If the above-described investigation indicates that an indoor quality problem exists, consult with a qualified expert who can make ap­propriate recommendations for remediation. Such an expert could include an industrial hygienist, a ventilation engineer with IAQ ex­perience, a HVAC contractor with IAQ experi­ence, a safety risk manager with IAQ experi­ence, or other similarly qualified consultant.

Reasonable Accommodation Under The ADA For Someone Who Needs Better Air Quality (Even After Corrections Are Done)

In striving to make the indoor environment not significantly different from the outdoor environment, the building air quality may reach the limit of what is feasible for a whole building performance approach. Despite the best efforts to improve ventilation and remove sources of contaminants, you may discover that the individuals who meet the definition of disability under the ADA due to, for example, very sensitive allergies, a suppressed immune system, or an environmental illness still re­quire some form of reasonable accommoda­tion to be able to perform their job.

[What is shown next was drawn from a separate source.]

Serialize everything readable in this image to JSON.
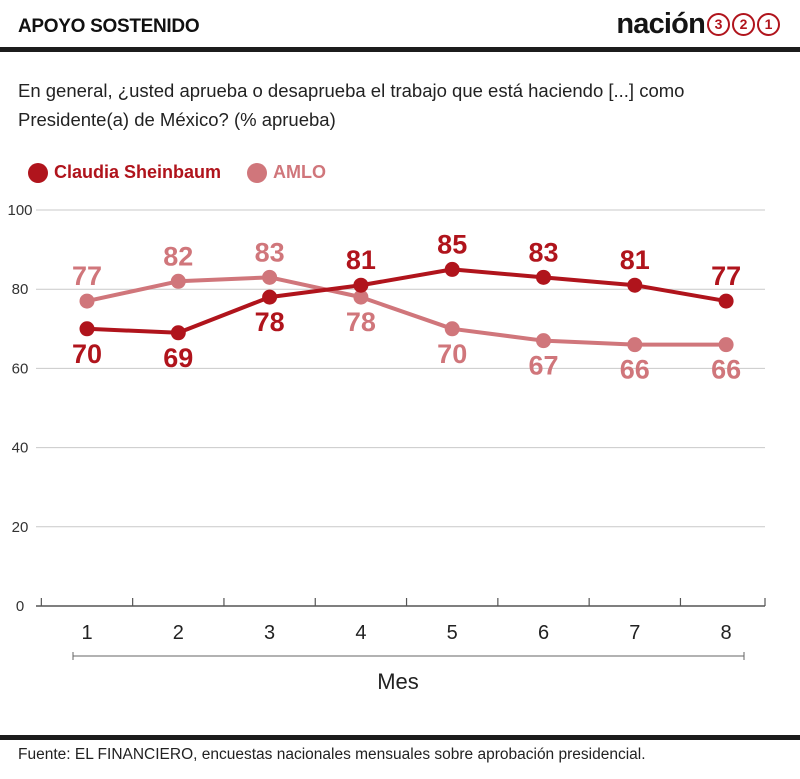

The ADA defines an individual with a disabili­ty as someone with a physical or mental im­pairment that substantially limits a major life activity. Major life activities include actions such as caring for oneself, walking, talking, seeing, breathing, and working. In determin­ing whether an impairment is substantially limiting, ameliorative measures such as medi­cations are not considered. In other words, an employee who successfully controls the adverse effects of exposure to poor air quality through the use of medications could never­theless qualify as disabled if the effects of that exposure in their unmitigated state substan­tially limit his or her breathing or other major life activity.

A reasonable accommodation is a modifica­tion or adjustment to a job, the work environ­ment, or the way things usually are done that enables a qualified individual with a disability to enjoy an equal employment opportunity. Employers are not required to provide any accommodation if it would impose an undue hardship upon that employer’s business.

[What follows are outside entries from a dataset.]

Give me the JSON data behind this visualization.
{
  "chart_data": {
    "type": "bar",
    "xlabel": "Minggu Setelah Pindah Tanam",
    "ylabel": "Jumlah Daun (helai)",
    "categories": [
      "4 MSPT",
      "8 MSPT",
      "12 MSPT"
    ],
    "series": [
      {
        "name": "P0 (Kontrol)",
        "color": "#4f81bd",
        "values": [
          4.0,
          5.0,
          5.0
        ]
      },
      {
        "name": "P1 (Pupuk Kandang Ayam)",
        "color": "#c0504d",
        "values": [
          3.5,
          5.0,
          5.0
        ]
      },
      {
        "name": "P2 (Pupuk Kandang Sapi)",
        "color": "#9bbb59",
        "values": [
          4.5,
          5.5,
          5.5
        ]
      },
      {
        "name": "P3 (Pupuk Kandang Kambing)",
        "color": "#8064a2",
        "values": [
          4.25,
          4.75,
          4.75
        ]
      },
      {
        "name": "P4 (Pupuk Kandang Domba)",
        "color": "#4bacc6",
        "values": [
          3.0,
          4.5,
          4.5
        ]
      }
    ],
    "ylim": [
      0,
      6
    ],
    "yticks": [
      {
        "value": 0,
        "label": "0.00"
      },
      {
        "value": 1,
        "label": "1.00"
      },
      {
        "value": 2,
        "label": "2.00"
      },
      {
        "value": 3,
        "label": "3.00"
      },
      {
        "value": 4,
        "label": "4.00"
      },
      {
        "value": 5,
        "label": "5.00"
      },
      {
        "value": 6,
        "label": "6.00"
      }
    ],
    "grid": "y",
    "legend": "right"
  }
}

This determination of what constitutes an undue burden can vary from one employer to the next, depending upon the size of the em­ployer’s business, its financial resources and other factors.

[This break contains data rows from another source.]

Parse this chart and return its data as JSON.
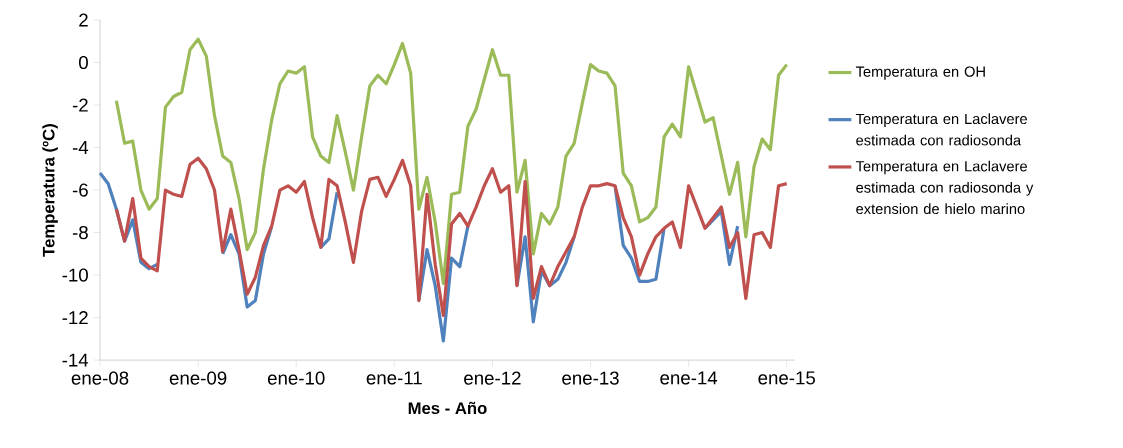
{
  "chart_data": {
    "type": "line",
    "xlabel": "Mes - Año",
    "ylabel": "Temperatura (ºC)",
    "x": [
      "2008-01",
      "2008-02",
      "2008-03",
      "2008-04",
      "2008-05",
      "2008-06",
      "2008-07",
      "2008-08",
      "2008-09",
      "2008-10",
      "2008-11",
      "2008-12",
      "2009-01",
      "2009-02",
      "2009-03",
      "2009-04",
      "2009-05",
      "2009-06",
      "2009-07",
      "2009-08",
      "2009-09",
      "2009-10",
      "2009-11",
      "2009-12",
      "2010-01",
      "2010-02",
      "2010-03",
      "2010-04",
      "2010-05",
      "2010-06",
      "2010-07",
      "2010-08",
      "2010-09",
      "2010-10",
      "2010-11",
      "2010-12",
      "2011-01",
      "2011-02",
      "2011-03",
      "2011-04",
      "2011-05",
      "2011-06",
      "2011-07",
      "2011-08",
      "2011-09",
      "2011-10",
      "2011-11",
      "2011-12",
      "2012-01",
      "2012-02",
      "2012-03",
      "2012-04",
      "2012-05",
      "2012-06",
      "2012-07",
      "2012-08",
      "2012-09",
      "2012-10",
      "2012-11",
      "2012-12",
      "2013-01",
      "2013-02",
      "2013-03",
      "2013-04",
      "2013-05",
      "2013-06",
      "2013-07",
      "2013-08",
      "2013-09",
      "2013-10",
      "2013-11",
      "2013-12",
      "2014-01",
      "2014-02",
      "2014-03",
      "2014-04",
      "2014-05",
      "2014-06",
      "2014-07",
      "2014-08",
      "2014-09",
      "2014-10",
      "2014-11",
      "2014-12",
      "2015-01"
    ],
    "series": [
      {
        "name": "Temperatura en OH",
        "color": "#9bbb59",
        "values": [
          null,
          null,
          -1.8,
          -3.8,
          -3.7,
          -6.0,
          -6.9,
          -6.4,
          -2.1,
          -1.6,
          -1.4,
          0.6,
          1.1,
          0.3,
          -2.5,
          -4.4,
          -4.7,
          -6.4,
          -8.8,
          -8.0,
          -5.0,
          -2.7,
          -1.0,
          -0.4,
          -0.5,
          -0.2,
          -3.5,
          -4.4,
          -4.7,
          -2.5,
          -4.2,
          -6.0,
          -3.5,
          -1.1,
          -0.6,
          -1.0,
          -0.1,
          0.9,
          -0.5,
          -6.9,
          -5.4,
          -7.5,
          -10.4,
          -6.2,
          -6.1,
          -3.0,
          -2.2,
          -0.8,
          0.6,
          -0.6,
          -0.6,
          -6.1,
          -4.6,
          -9.0,
          -7.1,
          -7.6,
          -6.8,
          -4.4,
          -3.8,
          -1.9,
          -0.1,
          -0.4,
          -0.5,
          -1.1,
          -5.2,
          -5.8,
          -7.5,
          -7.3,
          -6.8,
          -3.5,
          -2.9,
          -3.5,
          -0.2,
          -1.5,
          -2.8,
          -2.6,
          -4.4,
          -6.2,
          -4.7,
          -8.2,
          -4.9,
          -3.6,
          -4.1,
          -0.6,
          -0.1
        ]
      },
      {
        "name": "Temperatura en Laclavere estimada con radiosonda",
        "color": "#4f81bd",
        "values": [
          -5.2,
          -5.7,
          -6.9,
          -8.4,
          -7.4,
          -9.4,
          -9.7,
          -9.5,
          null,
          null,
          null,
          null,
          null,
          null,
          null,
          -9.0,
          -8.1,
          -9.0,
          -11.5,
          -11.2,
          -9.0,
          -7.7,
          null,
          null,
          null,
          null,
          null,
          -8.7,
          -8.3,
          -6.1,
          null,
          null,
          null,
          null,
          null,
          null,
          null,
          null,
          null,
          -11.2,
          -8.8,
          -10.5,
          -13.1,
          -9.2,
          -9.6,
          -7.7,
          null,
          null,
          null,
          null,
          null,
          -10.5,
          -8.2,
          -12.2,
          -9.8,
          -10.5,
          -10.2,
          -9.4,
          -8.2,
          null,
          null,
          null,
          null,
          -5.8,
          -8.6,
          -9.2,
          -10.3,
          -10.3,
          -10.2,
          -7.8,
          null,
          null,
          null,
          null,
          -7.8,
          -7.4,
          -7.0,
          -9.5,
          -7.7,
          null,
          null,
          null,
          null,
          null,
          null
        ]
      },
      {
        "name": "Temperatura en Laclavere estimada con radiosonda y extension de hielo marino",
        "color": "#c0504d",
        "values": [
          null,
          null,
          -6.9,
          -8.4,
          -6.4,
          -9.2,
          -9.6,
          -9.8,
          -6.0,
          -6.2,
          -6.3,
          -4.8,
          -4.5,
          -5.0,
          -6.0,
          -8.9,
          -6.9,
          -8.8,
          -10.9,
          -10.1,
          -8.6,
          -7.7,
          -6.0,
          -5.8,
          -6.1,
          -5.6,
          -7.3,
          -8.7,
          -5.5,
          -5.8,
          -7.5,
          -9.4,
          -7.0,
          -5.5,
          -5.4,
          -6.3,
          -5.5,
          -4.6,
          -5.8,
          -11.2,
          -6.2,
          -9.5,
          -11.9,
          -7.6,
          -7.1,
          -7.7,
          -6.8,
          -5.8,
          -5.0,
          -6.1,
          -5.8,
          -10.5,
          -5.6,
          -11.1,
          -9.6,
          -10.5,
          -9.6,
          -8.9,
          -8.2,
          -6.8,
          -5.8,
          -5.8,
          -5.7,
          -5.8,
          -7.3,
          -8.2,
          -10.0,
          -9.0,
          -8.2,
          -7.8,
          -7.5,
          -8.7,
          -5.8,
          -6.8,
          -7.8,
          -7.3,
          -6.8,
          -8.7,
          -8.0,
          -11.1,
          -8.1,
          -8.0,
          -8.7,
          -5.8,
          -5.7
        ]
      }
    ],
    "xlim": [
      "2008-01",
      "2015-02"
    ],
    "xticks": [
      {
        "value": "2008-01",
        "label": "ene-08"
      },
      {
        "value": "2009-01",
        "label": "ene-09"
      },
      {
        "value": "2010-01",
        "label": "ene-10"
      },
      {
        "value": "2011-01",
        "label": "ene-11"
      },
      {
        "value": "2012-01",
        "label": "ene-12"
      },
      {
        "value": "2013-01",
        "label": "ene-13"
      },
      {
        "value": "2014-01",
        "label": "ene-14"
      },
      {
        "value": "2015-01",
        "label": "ene-15"
      }
    ],
    "ylim": [
      -14,
      2
    ],
    "yticks": [
      -14,
      -12,
      -10,
      -8,
      -6,
      -4,
      -2,
      0,
      2
    ],
    "grid": false,
    "legend": "right",
    "marker": "none",
    "line_style": "solid"
  }
}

The following are some options that courts may consider reasonable:

(1)   Consider removing from a room any chem­ical challenges by stripping the room of any items that could be a problem, such as carpeting or pressed wood products, and provide a plain floor, a metal desk, mini­mal use of solvent based products, no air fresheners, no pesticides, no fragrances, etc.

(2)   Consider the use of a room-sized air clean­ing unit having a carbon filter and high efficiency particulate air filter (HEPA) capable of removing the problem contami­nants. Be sure the unit is large enough to handle the air volume needs for the size of the room.

(3)   Consider moving the person to a differ­ent work environment such as a different room, wing, or building that has not had recent remodeling or that uses a different HVAC system.